Perhaps it is worthwhile going back to the Australian Government Independent Sport Panel and revisit the meaning of this recommendation? - after all, if the HPE learning area is meant to educate for active and healthy living the current marriage of convenience between Health Education and Physical Education, created out of the National Statements and Profiles in the mid-1990’s, isn’t judged well by the recent Report Card on the Physical Activity of Children and Young People.
The Australian Government Independent Sport Panel (2009) recommendations: to make PE a curriculum priority, mandatory exposure to PE teaching in pre-service primary school teacher education, regulate a minimum time requirement for PE in curriculum time, and sport programs during the span of hours of the school day - remain prescient if primary schools are to have the specialist knowledge and curriculum time dedicated to educate for movement skill competency. Emphasising this perspective, The Active Healthy Kids Australia 2016 Report indicated that for primary school students, only 33–39% engage in at least 120 minutes of PE per week. It is well understood that volume of practice + guidance by quality teaching/mentoring is the equation for competency in any field. On the figures indicated above it is clear many primary schools are not providing adequate time and/or the PE expertise to develop young peoples’ movement competency for active and healthy living. (State-based data indicated that for secondary school students, only 27–49% engage in at least 120 minutes of PE per week).
“Can’t throw, can’t catch: Australian kids are losing that sporting edge”
McGrane et al (2016) FMS study concluded an emergent relationship between skill proficiency and self-confidence, and the potential interaction between FMS and physical self-confidence have influence on physical activity levels. Bardid et al (2015) research concluded motor competence in childhood is an important determinant of physical activity and physical fitness later in life. Lubans et al (2010) found strong evidence for a positive association between FMS competency and physical activity in children and adolescents. Gallahue & Ozmun (2002) explain that while FMS are the foundation for a physically active life, their development is not automatic, and cannot be assumed. The Australian Government Preventative Health Task Force (2009) called for training and support for PE teachers ‘to motivate and inspire children to engage in physical activity’. I would add, ‘to teach for movement competence that enables engagement in physical activity now and in the future’.

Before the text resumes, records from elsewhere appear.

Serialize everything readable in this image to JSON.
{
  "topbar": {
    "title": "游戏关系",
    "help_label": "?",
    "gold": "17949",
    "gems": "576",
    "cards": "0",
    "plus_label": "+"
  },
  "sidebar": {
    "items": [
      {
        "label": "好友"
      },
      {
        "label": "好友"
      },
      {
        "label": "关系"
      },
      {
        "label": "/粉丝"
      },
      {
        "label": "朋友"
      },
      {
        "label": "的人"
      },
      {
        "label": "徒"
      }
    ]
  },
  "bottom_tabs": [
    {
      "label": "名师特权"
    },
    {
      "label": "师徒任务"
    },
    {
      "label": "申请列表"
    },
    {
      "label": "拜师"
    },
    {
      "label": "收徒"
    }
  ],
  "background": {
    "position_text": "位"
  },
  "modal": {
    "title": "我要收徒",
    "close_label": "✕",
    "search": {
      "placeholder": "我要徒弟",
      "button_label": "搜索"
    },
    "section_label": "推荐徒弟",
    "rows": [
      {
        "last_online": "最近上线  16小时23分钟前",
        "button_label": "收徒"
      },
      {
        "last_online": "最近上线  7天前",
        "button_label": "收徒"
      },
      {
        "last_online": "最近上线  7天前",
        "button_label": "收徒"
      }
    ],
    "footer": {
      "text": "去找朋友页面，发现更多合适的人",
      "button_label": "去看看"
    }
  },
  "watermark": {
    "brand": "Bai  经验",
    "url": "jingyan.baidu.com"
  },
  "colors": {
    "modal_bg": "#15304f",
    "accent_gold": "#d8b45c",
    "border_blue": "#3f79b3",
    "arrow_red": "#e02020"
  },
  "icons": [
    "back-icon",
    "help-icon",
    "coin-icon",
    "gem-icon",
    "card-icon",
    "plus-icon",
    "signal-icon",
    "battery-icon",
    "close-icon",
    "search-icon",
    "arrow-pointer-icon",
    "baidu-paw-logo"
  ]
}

The HPE curriculum in every Australian state and territory is more similar than different and all have an explicit focus on the development of FMS in the early primary school years. There is an old adage in teaching that what is tested and measured gets taught. Evidence of declining movement competency, lack of time for teaching PE explicitly in many primary schools, and lack of curriculum time enabling attainment of the curriculum achievement standard expectations even when specialist PE teachers are employed, suggest to me it is time to debate whether FMS achievement should be nationally tested and reported so it, and PE, can become an education priority.
*ACHPER[i] recently voiced concern about the recent new evidence showing that we are putting our kids at early higher risk of chronic disease and impeding their academic progress by failing to provide quality Health and Physical Education in all schools.